Film dalam sejarahnya juga terbukti ampuh bekerja sebagai alat propaganda bagi sebuah kelompok atau dengan ideologi tertentu. Film sebagai alat propaganda tentu punya tujuan untuk mendukung dan secara tidak langsung mengajak masyarakat untuk menyetujui apa yang dilakukan pihak-pihak tertentu demi kepentingan tertentu. Setidaknya Nerfita Primadewi mencatat bahwa kepentingan itu bisa dimanfaatkan oleh pemerintah, kaum penjajah ataupun mereka yang punya ideologi-ideologi tertentu. Film sebagai alat propaganda dan pembentuk opini publik yang efektif. Sebut saja film G30S/PKI yang di”paksa”kan untuk ditonton oleh anak SD-SMU, hanya untuk mempengaruhi kesan masyarakat terhadap Soeharto dan Orba. Ya, film dapat berfungsi sebagai alat komunikasi massa yang mampu mempengaruhi sekaligus menghibur penontonnya.
Dalam sejarah perfilman, khususnya di Indonesia tercatat bahwa tema-tema seksual juga menjadi tema perfilman yang sangat populer di kalangan masyarakat, film yang dapat menarik banyak penonton sekalipun mengekspos tubuh [khususnya keseksian dan tubuh perempuan] dan kesan ke”telanjang”an menjadi bagian dari sejarah perfilman Indonesia. Tema-tema seksual yang awalnya hanya sebagai “bumbu” berubah menjadi sentral suguhan dalam film nasional. Tetapi menurut Nerfita Primadewi adalah hal yang aneh jika pemerintah meloloskan film-film bertemakan peng”ekspos”an tubuh dan ke”telanjang”an karena pemerintah sudah punya Peraturan Pemerintah (PP) yang mengatur hal tersebut. Namun menurut Nerfita Primadewi, hal ini dimanfaatkan sebagai “alat pelarian” kesadaran dari realitas yang dihadapi sehari-hari, karena kondisi masyarakat yang sedang terpuruk karena ekonomi.

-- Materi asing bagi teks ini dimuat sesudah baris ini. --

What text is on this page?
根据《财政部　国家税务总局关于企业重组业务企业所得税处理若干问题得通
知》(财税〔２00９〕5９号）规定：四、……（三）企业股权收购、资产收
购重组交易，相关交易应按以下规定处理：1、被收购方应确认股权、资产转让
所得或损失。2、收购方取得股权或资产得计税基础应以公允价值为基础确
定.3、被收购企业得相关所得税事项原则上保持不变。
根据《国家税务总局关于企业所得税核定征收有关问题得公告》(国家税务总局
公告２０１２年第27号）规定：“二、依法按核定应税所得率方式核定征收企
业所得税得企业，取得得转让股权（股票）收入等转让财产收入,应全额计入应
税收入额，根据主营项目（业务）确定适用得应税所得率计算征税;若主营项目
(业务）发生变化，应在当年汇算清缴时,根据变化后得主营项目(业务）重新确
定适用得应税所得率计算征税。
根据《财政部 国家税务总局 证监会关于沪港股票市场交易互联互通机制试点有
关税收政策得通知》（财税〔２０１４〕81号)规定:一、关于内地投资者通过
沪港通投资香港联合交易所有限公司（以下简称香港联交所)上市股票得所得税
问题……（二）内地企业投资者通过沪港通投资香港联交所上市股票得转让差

Dalam film birahi yang ditampilkan, muncul sebuah peng”kuasa”an terhadap gender. Masyarakat dibentuk sedemikian rupa, dengan ideologi tertentu, melalui film untuk kemudian menyetujui apa yang dilihat dan kemudian menjadi hal yang “dianggap” sebagai nature. Padahal yang nature ini dibentuk oleh ideologi tertentu. Dalam film birahi, hal ini juga berlaku dan terlihat adanya eksploitasi gender yang dilakukan oleh pihak penguasa untuk melegalkan kekuasaannya dengan membuat tubuh perempuan tidak berdaya dan [bahkan] ditaklukan demi kepentingan laki-laki. Secara tidak sadar, hal ini membentuk pandangan kita tentang perempuan dan bahkan dalam film birahi kita kemudian menikmatinya. Penonton “terilusi” sedemikian rupa sehingga tanpa sadar mengubah pola pikir dan cara pandang tertentu dan bahkan kemudian menyetujui pandangan atau pola pikir penguasa. Dalam menangkal film birahi, sebagaimana ditulis oleh Nerfita Primadewi, nampak pemerintah bersikap tidak tegas. Dia membiarkan penayangan film birahi sekalipun tahu bahwa ada aturan yang jelas tentang hal ini.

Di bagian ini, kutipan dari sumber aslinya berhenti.